Background on serious violence

The cross-government Beating Crime Plan published in July 2021 announced investment of over £45m in specialist support in both mainstream and Alternative Provision (AP) schools in serious violence hotspots to support young people at risk of involvement in violence to re-engage with education. The majority of this funding is focussed on investment into mainstream schools called the SAFE Taskforces programme.

SAFE Taskforces bring together mainstream schools to commission evidence-based interventions to Support young people with challenging behaviour, enabling them to Attend school regularly so they can Fulfil their potential and prevent costly poor life outcomes by inspiring them to Exceed their expectations.

This programme is designed to be school-led because school leaders, teachers and staff have a distinct expertise and access to make a difference in young people’s lives. We recognise serious youth violence is not an issue that can be solved by schools alone. However, the aim of the Taskforce is to get upstream of serious violence by tackling the education indicators that are also associated with a young person being more at risk of involvement in serious violence.

Schools are already working hard to support young people at risk and often want to do more, but funding and time can be a barrier.
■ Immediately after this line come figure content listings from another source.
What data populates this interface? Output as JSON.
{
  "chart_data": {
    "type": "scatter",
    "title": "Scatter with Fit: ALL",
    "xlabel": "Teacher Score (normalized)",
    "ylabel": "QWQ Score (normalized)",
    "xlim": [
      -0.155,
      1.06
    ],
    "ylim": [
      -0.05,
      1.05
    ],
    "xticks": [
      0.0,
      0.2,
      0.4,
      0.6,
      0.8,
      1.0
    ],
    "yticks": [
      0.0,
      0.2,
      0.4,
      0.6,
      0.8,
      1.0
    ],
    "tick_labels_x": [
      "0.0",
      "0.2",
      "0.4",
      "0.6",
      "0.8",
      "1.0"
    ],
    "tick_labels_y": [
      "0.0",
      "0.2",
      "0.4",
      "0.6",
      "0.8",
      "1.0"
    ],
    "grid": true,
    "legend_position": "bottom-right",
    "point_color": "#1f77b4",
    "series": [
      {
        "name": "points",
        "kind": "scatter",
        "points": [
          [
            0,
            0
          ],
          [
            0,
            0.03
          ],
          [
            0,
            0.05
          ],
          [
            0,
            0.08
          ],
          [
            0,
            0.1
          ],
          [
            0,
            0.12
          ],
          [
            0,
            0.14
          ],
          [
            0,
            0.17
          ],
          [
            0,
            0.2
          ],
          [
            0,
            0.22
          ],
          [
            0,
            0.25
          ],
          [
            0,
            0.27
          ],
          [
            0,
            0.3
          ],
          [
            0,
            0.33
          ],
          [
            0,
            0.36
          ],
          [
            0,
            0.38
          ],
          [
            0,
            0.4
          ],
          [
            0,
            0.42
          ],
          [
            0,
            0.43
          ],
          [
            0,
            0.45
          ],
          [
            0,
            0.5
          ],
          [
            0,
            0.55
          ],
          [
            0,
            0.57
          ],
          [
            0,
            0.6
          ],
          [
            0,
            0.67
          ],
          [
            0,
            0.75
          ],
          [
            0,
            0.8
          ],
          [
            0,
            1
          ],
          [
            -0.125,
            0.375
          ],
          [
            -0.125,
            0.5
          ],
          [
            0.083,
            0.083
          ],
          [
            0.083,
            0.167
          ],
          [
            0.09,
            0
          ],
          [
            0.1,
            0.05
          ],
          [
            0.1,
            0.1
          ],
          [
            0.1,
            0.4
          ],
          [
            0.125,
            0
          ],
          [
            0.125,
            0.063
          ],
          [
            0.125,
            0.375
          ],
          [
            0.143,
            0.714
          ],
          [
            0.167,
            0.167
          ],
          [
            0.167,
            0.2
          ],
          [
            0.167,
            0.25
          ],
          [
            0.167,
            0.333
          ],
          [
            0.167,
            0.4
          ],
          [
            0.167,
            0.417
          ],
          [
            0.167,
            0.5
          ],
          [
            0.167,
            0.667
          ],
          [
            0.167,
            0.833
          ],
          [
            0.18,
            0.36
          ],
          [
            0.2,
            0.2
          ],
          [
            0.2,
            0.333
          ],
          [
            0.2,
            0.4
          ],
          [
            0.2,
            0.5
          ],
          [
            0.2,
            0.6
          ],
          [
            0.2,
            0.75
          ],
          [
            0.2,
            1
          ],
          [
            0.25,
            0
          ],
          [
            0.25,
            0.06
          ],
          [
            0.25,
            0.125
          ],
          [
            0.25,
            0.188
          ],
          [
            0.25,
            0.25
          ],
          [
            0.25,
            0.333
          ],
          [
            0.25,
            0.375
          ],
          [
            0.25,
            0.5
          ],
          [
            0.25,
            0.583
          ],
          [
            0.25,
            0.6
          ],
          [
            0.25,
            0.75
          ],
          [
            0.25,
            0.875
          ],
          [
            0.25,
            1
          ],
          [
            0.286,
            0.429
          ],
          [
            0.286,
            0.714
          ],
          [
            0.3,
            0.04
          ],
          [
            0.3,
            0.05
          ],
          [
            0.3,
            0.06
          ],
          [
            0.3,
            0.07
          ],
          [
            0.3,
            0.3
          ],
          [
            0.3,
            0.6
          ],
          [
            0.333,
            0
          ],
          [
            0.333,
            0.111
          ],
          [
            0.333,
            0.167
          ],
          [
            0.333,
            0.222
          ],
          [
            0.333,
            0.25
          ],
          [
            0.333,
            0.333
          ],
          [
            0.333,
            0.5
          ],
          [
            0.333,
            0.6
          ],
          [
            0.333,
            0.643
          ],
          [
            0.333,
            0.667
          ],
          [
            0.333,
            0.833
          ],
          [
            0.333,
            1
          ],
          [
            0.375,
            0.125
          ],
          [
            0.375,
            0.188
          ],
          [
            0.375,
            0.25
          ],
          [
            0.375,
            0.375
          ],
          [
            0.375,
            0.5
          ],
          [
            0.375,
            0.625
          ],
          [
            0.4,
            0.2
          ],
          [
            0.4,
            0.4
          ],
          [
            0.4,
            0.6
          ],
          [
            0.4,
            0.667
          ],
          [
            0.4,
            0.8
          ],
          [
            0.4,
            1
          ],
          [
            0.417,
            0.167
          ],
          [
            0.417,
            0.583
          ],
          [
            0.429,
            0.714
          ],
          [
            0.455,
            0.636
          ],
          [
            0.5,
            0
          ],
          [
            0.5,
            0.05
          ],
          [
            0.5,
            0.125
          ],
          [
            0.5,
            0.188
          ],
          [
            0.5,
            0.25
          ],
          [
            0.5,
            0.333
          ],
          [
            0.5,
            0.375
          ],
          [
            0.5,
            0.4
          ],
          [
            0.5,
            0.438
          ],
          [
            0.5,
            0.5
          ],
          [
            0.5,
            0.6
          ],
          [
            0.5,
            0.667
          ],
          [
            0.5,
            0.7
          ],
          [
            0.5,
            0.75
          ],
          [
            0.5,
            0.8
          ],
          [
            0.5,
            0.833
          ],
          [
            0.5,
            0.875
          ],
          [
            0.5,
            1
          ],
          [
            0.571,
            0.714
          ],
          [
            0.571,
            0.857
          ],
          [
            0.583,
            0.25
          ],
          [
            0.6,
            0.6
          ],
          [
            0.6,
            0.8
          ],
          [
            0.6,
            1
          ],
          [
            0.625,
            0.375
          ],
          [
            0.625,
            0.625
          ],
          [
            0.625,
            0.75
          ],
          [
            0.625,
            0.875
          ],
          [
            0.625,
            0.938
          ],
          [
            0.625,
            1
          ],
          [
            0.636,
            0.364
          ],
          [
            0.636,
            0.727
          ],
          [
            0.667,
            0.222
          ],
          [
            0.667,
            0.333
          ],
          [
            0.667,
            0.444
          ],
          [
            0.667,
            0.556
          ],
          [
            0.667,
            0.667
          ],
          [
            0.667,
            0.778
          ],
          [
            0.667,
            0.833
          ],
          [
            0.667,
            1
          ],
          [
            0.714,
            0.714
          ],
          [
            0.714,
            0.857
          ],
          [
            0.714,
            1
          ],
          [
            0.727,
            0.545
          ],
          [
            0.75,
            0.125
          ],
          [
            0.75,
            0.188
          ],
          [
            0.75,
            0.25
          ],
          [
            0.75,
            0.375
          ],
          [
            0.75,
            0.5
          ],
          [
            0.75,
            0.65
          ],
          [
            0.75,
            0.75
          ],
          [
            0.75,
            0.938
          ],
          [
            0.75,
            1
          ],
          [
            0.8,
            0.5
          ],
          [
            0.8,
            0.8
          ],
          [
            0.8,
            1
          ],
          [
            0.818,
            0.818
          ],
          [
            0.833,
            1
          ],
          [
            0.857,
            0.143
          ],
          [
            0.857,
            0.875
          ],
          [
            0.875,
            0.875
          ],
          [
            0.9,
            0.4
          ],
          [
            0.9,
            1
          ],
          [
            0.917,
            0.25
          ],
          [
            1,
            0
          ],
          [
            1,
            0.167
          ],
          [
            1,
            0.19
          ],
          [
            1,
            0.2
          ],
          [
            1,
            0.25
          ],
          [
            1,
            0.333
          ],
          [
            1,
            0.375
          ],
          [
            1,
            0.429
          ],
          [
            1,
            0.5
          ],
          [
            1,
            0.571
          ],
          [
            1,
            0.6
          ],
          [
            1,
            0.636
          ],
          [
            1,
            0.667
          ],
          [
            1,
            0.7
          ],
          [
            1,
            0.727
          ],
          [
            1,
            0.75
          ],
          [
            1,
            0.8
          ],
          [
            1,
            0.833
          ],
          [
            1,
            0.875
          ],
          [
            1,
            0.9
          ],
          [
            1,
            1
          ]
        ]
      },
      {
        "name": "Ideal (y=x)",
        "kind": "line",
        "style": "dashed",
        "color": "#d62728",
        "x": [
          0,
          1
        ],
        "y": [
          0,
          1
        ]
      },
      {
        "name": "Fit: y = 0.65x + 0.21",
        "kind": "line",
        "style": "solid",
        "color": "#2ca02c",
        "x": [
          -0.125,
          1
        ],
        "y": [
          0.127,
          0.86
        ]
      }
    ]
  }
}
A school snapshot survey (Winter 2019) showed that around a third (35%) of schools surveyed were involved in local projects to prevent knife crime. This was more than the proportion that were actively dealing with knife crime as a safeguarding issue within their own schools (29%).

Sheffield SAFE Taskforce’s Vision and Ambition

The Taskforce will invest in and commission interventions for those at risk to:

  • Reduce involvement in serious violence;
  • Improve social emotional regulation and well-being;
  • Improve attendance;
  • Improve behaviour in school and the local area.

Part of the role of the SAFE Taskforce is to get upstream on serious violence by tackling the education indicators associated with it. We know young people who are disengaged from education are often also more likely to be involved in serious violence, for example.

We have identified the following two cohorts to focus on:

  • Pupils already known to be involved in serious violence or who are in close proximity to serious violence due to contextual factors such as peer groups, family, or neighbourhood; and
  • Pupils who are disengaged from education e.g. truancy, suspension or exclusion from school who are more likely to end up on the pathway into serious violence.

This means the cohort is likely to include high proportions of pupils from recognised vulnerable groups (e.g. Children in Need, Looked After Children and those with SEND (Special Educational Needs and Disabilities).

We will primarily be focussing on pupils across the local authority in early secondary school (years 7,8 and 9), as this is before serious violence (such as weapon carrying) begins to peak. The strategic needs assessment will be used to identify the exact cohorts with the most need in each area.